PALERMO. «Il sistema della formazione era malato da tempo. Anche noi, dal 2010, abbiamo fatto diverse denunce. L'errore politico è stato non renderle pubbliche».
Per Mario Centorrino, professore di Politica Economica all'università di Messina ed ex assessore alla Formazione nella giunta Lombardo, è questo l'unico rammarico rimasto.


PROFESSORE, COSA È SUCCESSO ALLA FORMAZIONE SICILIANA?


«Fino al 2010 non ricordo inchieste o campagne di stampa sulla formazione, si parlava semmai di buco nero, zavorra, area grigia. Oggi vengono fuori modelli di illegalità diffusa. Durante il mio incarico, sono intervenuti alcuni fattori che hanno ricomposto il settore: il rispetto del blocco delle assunzioni dal 2008; la presentazione del Durc (documento unico di regolarità contributiva) da parte degli enti per ottenere i finanziamenti; le ore di corso pagate tutte allo stesso costo».



MA IL TERREMOTO C'È STATO LO STESSO


«Sì, e per due ragioni. Prima il settore era di manica larga sulle assunzioni, e tutto quello che si muoveva in parallelo era come se venisse ignorato. Ma si trattava di uno scambio perverso, ed è bastato bloccarlo per fare scattare le reazioni. Ho poi voluto un direttore generale fuori dalla politica siciliana e dalla formazione. Questo è bastato per sconvolgere tutti gli equilibri».


QUALE È STATO IL RUOLO DELLA POLITICA NELLA FORMAZIONE?


«Un ruolo semplice che troviamo in tutti i settori, dalla sanità all'agricoltura, dai patronati alle energie rinnovabili, alla formazione. La politica in Sicilia ha il controllo delle risorse, il controllo delle regole per destinare i fondi. Di questa sorta di intreccio generalizzato ne fanno parte buona parte dei deputati, che sono collegati con questi settori. Un vantaggio per chi si candida».


E I SINDACATI?


«Bisogna distinguere fra quelli regionali, che hanno le idee chiare sui processi formativi, e i sindacalisti interni agli enti, che sono una forma anomala perché hanno, talvolta, interessi personali. Questi ultimi, in particolare, trasmettono ai lavoratori l'ipotesi delle assunzioni alla Regione».
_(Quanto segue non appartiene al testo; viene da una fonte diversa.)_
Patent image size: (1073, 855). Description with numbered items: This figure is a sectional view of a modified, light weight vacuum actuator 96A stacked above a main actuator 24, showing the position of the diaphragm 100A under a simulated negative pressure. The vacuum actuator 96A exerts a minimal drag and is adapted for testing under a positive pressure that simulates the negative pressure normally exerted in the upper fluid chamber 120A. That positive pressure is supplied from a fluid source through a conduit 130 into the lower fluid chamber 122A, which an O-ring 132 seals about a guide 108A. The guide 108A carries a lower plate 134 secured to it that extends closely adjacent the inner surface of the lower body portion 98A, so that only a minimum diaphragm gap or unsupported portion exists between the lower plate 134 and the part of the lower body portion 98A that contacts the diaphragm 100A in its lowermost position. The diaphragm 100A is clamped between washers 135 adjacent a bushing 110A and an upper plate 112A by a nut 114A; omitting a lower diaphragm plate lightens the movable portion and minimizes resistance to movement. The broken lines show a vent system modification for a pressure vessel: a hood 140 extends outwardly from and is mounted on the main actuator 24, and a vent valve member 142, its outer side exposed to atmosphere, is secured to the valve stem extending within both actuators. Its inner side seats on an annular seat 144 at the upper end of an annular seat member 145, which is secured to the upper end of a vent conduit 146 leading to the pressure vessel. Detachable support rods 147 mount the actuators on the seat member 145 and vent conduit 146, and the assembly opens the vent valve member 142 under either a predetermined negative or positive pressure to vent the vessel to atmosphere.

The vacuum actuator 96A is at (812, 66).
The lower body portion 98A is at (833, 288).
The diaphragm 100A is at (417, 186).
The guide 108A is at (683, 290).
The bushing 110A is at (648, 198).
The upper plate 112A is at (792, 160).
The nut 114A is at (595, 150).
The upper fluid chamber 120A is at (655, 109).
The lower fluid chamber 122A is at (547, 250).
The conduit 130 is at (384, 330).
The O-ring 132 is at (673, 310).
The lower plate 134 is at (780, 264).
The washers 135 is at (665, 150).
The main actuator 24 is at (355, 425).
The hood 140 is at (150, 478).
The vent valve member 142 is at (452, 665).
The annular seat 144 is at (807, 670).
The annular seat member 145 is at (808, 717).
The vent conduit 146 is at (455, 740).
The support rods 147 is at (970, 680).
COSA DIFFERENZIA LA VOSTRA AZIONE DA QUELLA DI CROCETTA?


«Come noi, Crocetta ha denunciato un sistema di connivenze. Le inchieste, portate avanti dalle procure, sono scattate prima, ed oggi ci sono i risultati. Differente è invece il fatto che noi non abbiamo reso pubbliche le nostre denunce, sbagliando. Abbiamo fatto convenzioni con la Guardia di finanza, allertato gli ispettori, preteso le firme quotidiane dei corsisti. Mosse che hanno turbato il sistema. Con l'utilizzo dei fondi europei, e quindi con i controlli più stringenti, pensavamo di poter spaccare il rapporto tra politica ed enti».


COSA LE FA PIÙ RABBIA?


«Il fatto che tutto questo l'abbiamo scritto nei nostri rapporti, oltreché dichiarato in una inchiesta parlamentare all'Ars, ma che in pochi ne abbiano preso coscienza».